Hence, a very special focus of this rural outreach program was laid on student visits to rural retail shops, in order to understand the merchandise management, store layout, product assortment & distribution mix strategies.

The key takeaways from this rural outreach program were:

  1. Rural consumers of Madhya Pradesh were highly keen to adopt new farming technologies like Polyhouse cultivation, drip irrigation, precision agriculture, and smart agriculture
  2. Awareness about E-commerce, online shopping via different digital platforms, and social media marketing is increasing in rural pockets
  3. Most of agri-input companies use blended promotion techniques for most of their products-first step is crop show & farmer meeting followed by a Facebook campaign and marketing
  4. Word of mouth publicity is best marketing tool in rural areas
  5. Advertisement on Whatsapp groups of farmers is also yielding good results these days to many FMCG & agri-input companies
  6. Most farmers are aware about upcoming government schemes, loan & credit schemes but are hesitant to approach bankers and to get benefit of these schemes
  7. In coming years, agro-food processing companies will be taking lead in retail sector, since most of the government schemes & loan facilities are favourable to such industries
  8. The retail format dynamics: In the rural environment, there are some key retail formats:
  • Chemist
  • Large Kirana stores that sometimes play the role of a distributor
  • Medium-sized Kirana
  • Tiny paan kiosk-like outlets
  • Agri-input store
  • Farm machinery store

Most of the rural markets are small in size, scattered and most keep the banners, posters and wall painting of most famous brands to attract customer footfall. If customers are not awareness about which product they shall purchase, retailers sell them the local products (e.g., pesticide, insecticides) where profit margins are higher.
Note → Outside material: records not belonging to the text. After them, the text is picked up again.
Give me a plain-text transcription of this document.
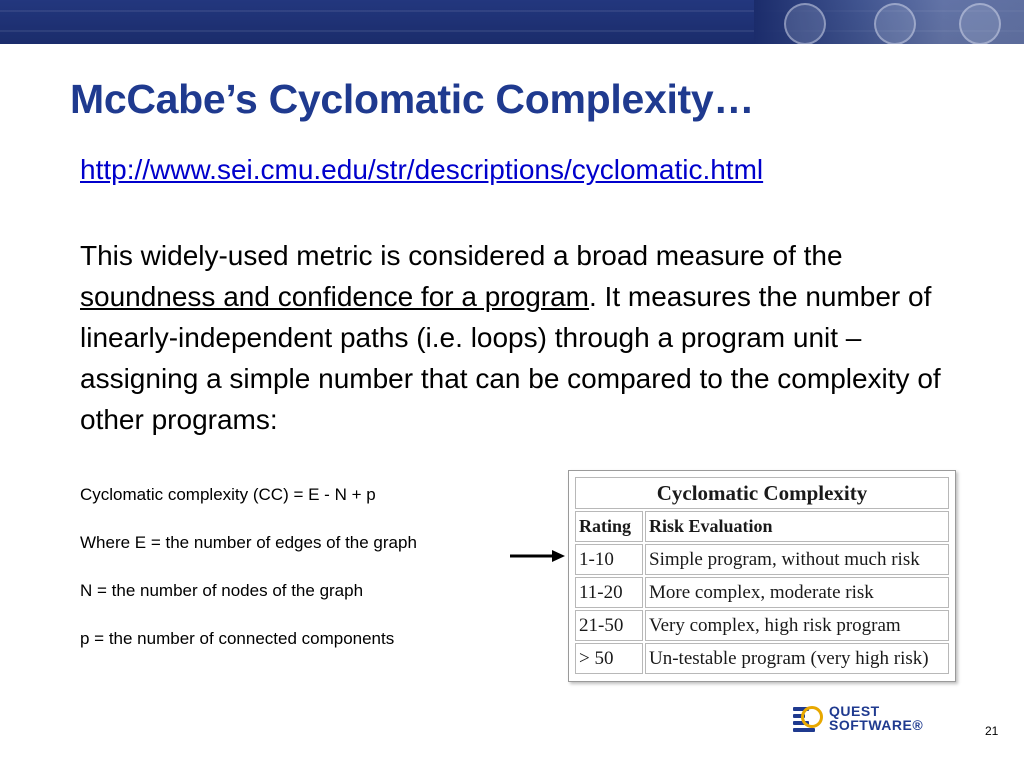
McCabe’s Cyclomatic Complexity…
http://www.sei.cmu.edu/str/descriptions/cyclomatic.html

This widely-used metric is considered a broad measure of the soundness and confidence for a program. It measures the number of linearly-independent paths (i.e. loops) through a program unit – assigning a simple number that can be compared to the complexity of other programs:

Cyclomatic complexity (CC) = E - N + p

Where E = the number of edges of the graph

N = the number of nodes of the graph

p = the number of connected components

Cyclomatic Complexity	
Rating	Risk Evaluation
1-10	Simple program, without much risk
11-20	More complex, moderate risk
21-50	Very complex, high risk program
> 50	Un-testable program (very high risk)
QUEST
SOFTWARE®	21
As per market research company A.C. Nielsen India’s rural FMCG retail landscape will grow from $12 billion in 2011 to $100 billion by 2025. In fiscal year 2020, the size of the rural FMCG market in India amounted to about 110 billion U.S. dollars. This sector had recorded significant growth rates in recent years and accounted for 45 percent of the country’s FMCG market. Rising income levels had led to a clear increase in non-food expenditure.